It would be easier for everyone if you posted on one thread, but you asked so I will answer.

You tell him that YOUR affair was NOT his fault, he did not get a vote, and you made that decision and it was wrong.

Now having said that what is also true is that you both have/had a role in the state of the marriage. You MUST read several articles on this site.

1. Read about radical honesty, it is not BRUTAL honesty, radical honesty. If you two had had that, alot of this mess could be avoided.

2. Read about the policy of joint agreement and hopefully you and your H can decide to use it. It will help you both repair and rebuild this marriage.

3. Read about the 4 rules for a good marriage. They are simple obvious, and often not followed. Try using them during your recovery.

Now if you have read these things then you already know what my answer to you is. You be honest with your H. He needs to know what you need and if that is more SF, then great.

BUT, here is something you may not realize. Most men, yes I am a man, really really enjoy pleasing their wives. What you are asking of him or want to ask of him is something that will probably help HIM reconnect with you.

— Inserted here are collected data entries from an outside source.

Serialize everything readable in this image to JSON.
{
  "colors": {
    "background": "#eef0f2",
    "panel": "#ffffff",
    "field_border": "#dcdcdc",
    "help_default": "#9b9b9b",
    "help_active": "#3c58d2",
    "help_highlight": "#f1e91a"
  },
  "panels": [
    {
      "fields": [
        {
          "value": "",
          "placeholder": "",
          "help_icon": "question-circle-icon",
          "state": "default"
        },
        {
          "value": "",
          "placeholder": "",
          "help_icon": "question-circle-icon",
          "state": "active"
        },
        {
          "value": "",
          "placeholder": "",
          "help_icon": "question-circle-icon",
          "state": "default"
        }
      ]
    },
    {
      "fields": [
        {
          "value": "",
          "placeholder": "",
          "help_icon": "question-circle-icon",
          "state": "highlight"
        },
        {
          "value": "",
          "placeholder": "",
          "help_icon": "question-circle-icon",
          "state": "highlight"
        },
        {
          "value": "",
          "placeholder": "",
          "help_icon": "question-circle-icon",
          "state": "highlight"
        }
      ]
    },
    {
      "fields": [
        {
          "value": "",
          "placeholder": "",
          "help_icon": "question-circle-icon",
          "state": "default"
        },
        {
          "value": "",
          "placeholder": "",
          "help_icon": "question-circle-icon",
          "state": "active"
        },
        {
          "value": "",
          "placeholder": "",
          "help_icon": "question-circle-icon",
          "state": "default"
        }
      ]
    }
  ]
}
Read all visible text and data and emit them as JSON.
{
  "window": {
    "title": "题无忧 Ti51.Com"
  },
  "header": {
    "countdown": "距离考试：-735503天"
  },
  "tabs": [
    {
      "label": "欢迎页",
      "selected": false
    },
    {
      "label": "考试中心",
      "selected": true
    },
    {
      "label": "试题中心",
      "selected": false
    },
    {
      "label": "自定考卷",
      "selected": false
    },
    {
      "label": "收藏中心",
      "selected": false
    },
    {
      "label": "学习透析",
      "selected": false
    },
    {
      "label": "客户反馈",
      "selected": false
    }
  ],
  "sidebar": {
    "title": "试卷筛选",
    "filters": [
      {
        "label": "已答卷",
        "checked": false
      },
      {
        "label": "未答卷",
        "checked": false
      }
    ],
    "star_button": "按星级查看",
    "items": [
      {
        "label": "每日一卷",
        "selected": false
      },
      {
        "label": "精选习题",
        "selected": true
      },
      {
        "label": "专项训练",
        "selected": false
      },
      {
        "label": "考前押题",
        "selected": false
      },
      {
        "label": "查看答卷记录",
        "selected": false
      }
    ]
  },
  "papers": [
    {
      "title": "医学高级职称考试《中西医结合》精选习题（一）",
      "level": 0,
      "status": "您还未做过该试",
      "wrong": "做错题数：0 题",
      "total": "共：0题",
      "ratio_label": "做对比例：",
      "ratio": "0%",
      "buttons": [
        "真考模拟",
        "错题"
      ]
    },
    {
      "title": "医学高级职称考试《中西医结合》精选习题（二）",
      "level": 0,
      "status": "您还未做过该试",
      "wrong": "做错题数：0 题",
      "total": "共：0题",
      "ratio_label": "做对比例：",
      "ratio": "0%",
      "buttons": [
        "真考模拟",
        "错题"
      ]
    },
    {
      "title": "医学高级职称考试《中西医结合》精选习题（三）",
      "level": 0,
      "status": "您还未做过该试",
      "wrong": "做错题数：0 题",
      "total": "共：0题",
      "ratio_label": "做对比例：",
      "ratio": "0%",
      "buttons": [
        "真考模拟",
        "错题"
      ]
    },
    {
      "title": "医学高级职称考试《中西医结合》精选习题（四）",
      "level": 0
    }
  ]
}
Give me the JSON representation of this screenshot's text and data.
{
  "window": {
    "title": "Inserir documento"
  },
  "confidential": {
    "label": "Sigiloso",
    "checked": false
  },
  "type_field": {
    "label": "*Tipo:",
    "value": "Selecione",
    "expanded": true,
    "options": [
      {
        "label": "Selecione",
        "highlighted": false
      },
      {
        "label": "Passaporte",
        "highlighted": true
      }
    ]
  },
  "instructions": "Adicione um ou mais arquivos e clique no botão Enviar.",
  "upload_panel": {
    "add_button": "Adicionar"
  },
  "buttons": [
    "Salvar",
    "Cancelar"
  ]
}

I know it sounds odd, but there it is.

I am not an expert on PE, but I know there are things that can be done, including more rather than less sex. Further, there are other ways for him to satisfy you, and between married couples you are allowed to use them. Talk with your H, be frank, but kind. The key here is that using the POJA it should end up a win-win situation.

I suspect if you give your H a chance he will do his best. I would also guess that his PE issue has affected him more than you realize, especially in the intimacy department. I am sure he feels like a failure and it is painful for him to fail you, soooo he has stayed away from his pain.

It is a normal human response, but one that can be addressed with your kind consideration, perhaps some counseling and surely a visit to a physician.

Finally, if you want him to "make love" to you, you may need to show him how. Take the lead and show the man how to really make love to you, and I would guess with your guidance and feedback he will turn into a good lover. This stuff does not come naturally and it takes practice, discussion, experimentation, more discussion and it takes compassion.

If you can russle up some compassion, use it on him. He needs it.